In [1]:
import collections
import copy
import json
import numpy
import pandas as pd
import pickle
import random
import re
import torch
import tqdm

import padl

Get data for this notebook

In [2]:
!wget -nc https://nyc3.digitaloceanspaces.com/ml-files-distro/v1/sentiment-analysis-is-bad/data/training.1600000.processed.noemoticon.csv.zip
!unzip -f training.1600000.processed.noemoticon.csv.zip
!rm training.1600000.processed.noemoticon.csv.zip

--2022-02-18 17:05:16--  https://nyc3.digitaloceanspaces.com/ml-files-distro/v1/sentiment-analysis-is-bad/data/training.1600000.processed.noemoticon.csv.zip
Resolving nyc3.digitaloceanspaces.com (nyc3.digitaloceanspaces.com)... 162.243.189.2
Connecting to nyc3.digitaloceanspaces.com (nyc3.digitaloceanspaces.com)|162.243.189.2|:443... connected.
HTTP request sent, awaiting response... 200 OK
Length: 85088192 (81M) [application/zip]
Saving to: ‘training.1600000.processed.noemoticon.csv.zip’


2022-02-18 17:05:22 (13,2 MB/s) - ‘training.1600000.processed.noemoticon.csv.zip’ saved [85088192/85088192]

Archive:  training.1600000.processed.noemoticon.csv.zip


Preprocessing for this notebook

In [3]:
df = pd.read_csv(
    'training.1600000.processed.noemoticon.csv',
    header=None,
    encoding='latin-1',
)
    
    
X = df.iloc[:, 5].tolist()
Y = df.iloc[:, 0].tolist()
Y = [{0: 'BAD', 4: 'GOOD'}[y] for y in Y]
    
perm = [int(i) for i in numpy.random.permutation(len(X))]
X_train = [X[i] for i in perm[:-500]]
X_valid = [X[i] for i in perm[-500:]]
Y_train = [Y[i] for i in perm[:-500]]
Y_valid = [Y[i] for i in perm[-500:]]

## Sharing your prototyped results in PyTorch can be tricky

You’ve spent a few days with sweat and tears putting together a PyTorch model in a Jupyter notebook, tinkering with parameters, trying various preprocessing methods, post-processing methods, validating the model results on examples, and checking on validation data sets that the model performs well. The results are good, you’re happy, you’re boss and colleagues are happy. Now you’d like to share the results, so that other people can play with the model; so what do you do? Here are the options:

1. EITHER: Share the notebook
2. AND/ OR: Share the model weights/ JIT compiled model
3. AND/ OR: Reprogram everything in proper scripts so that the model can be reloaded by re-importing functions you created out of the individual notebook cells.

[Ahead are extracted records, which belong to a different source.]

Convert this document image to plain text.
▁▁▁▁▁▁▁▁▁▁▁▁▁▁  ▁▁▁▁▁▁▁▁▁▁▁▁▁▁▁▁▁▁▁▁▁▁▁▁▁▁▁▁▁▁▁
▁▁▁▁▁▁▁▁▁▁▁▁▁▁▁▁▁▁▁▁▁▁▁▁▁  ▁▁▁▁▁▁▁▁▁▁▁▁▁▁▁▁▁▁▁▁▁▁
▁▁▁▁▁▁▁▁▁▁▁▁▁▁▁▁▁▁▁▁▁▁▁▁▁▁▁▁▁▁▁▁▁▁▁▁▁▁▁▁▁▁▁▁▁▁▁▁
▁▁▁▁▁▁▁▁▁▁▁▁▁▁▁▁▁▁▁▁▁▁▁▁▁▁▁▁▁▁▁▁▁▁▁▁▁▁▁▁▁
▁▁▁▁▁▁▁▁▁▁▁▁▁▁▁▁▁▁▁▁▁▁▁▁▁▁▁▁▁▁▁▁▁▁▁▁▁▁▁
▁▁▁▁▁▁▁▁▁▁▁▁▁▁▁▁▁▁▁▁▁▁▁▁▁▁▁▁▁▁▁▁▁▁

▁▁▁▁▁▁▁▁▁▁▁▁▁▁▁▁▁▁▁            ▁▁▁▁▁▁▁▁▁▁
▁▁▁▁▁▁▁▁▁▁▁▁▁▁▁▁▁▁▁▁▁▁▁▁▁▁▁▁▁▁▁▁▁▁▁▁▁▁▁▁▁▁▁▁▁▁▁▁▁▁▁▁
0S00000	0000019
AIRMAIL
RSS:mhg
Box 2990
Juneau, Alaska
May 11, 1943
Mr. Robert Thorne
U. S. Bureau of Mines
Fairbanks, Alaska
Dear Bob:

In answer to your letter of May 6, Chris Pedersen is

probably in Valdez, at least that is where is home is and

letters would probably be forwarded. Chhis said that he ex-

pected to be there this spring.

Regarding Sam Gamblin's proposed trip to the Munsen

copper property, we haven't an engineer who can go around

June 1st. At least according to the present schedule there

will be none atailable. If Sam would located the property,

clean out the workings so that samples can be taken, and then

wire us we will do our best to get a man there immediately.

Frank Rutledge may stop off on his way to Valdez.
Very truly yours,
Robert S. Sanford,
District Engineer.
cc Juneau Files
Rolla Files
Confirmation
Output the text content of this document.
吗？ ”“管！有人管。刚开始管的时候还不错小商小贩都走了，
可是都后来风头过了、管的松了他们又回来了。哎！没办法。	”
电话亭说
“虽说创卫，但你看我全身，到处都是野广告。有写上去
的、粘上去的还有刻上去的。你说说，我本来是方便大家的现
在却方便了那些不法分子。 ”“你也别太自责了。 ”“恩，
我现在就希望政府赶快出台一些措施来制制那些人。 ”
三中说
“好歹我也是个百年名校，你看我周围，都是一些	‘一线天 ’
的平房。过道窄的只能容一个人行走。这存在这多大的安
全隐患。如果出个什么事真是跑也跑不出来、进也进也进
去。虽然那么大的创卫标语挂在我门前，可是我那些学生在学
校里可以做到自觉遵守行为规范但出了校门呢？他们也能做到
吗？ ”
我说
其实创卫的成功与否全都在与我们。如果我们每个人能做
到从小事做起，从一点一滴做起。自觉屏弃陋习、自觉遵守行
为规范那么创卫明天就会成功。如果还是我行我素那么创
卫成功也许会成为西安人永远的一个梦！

None of these are ideal. Let’s see why:

1. Sharing the notebook only, means that you’d be saving yourself any extra work. But it also means that whoever gets the notebook needs to run it again (reloading the data, retraining the model) in order to get the same results. This may be expensive, or impossible, since you may not be allowed to share the training data.
2. The weights or JIT compiled model are no good by themselves; whoever receives these would need to dissect the notebook in order to make sure that they are putting the tensors into the network(s), and post-processing the outputs in the same way.
3. Reprogramming is a lengthy and error prone process especially for complex workflows/ trainings. At the end you’d hope to have resurrected the exact algorithms/ routines you have in your Jupyter cells, but with tidy signatures, one of which allows the weights which you’d trained to be reloaded, reproducing exactly the results of the notebook. Unfortunately, when you’re finished, most likely the changes are so sweeping that you’re not sure the results are properly replicable based on the refactoring. So you’d then want to run the training one or more times, to verify that the results are the same. In addition, you’ll lose the user friendly/ interactive aspect which the notebook has.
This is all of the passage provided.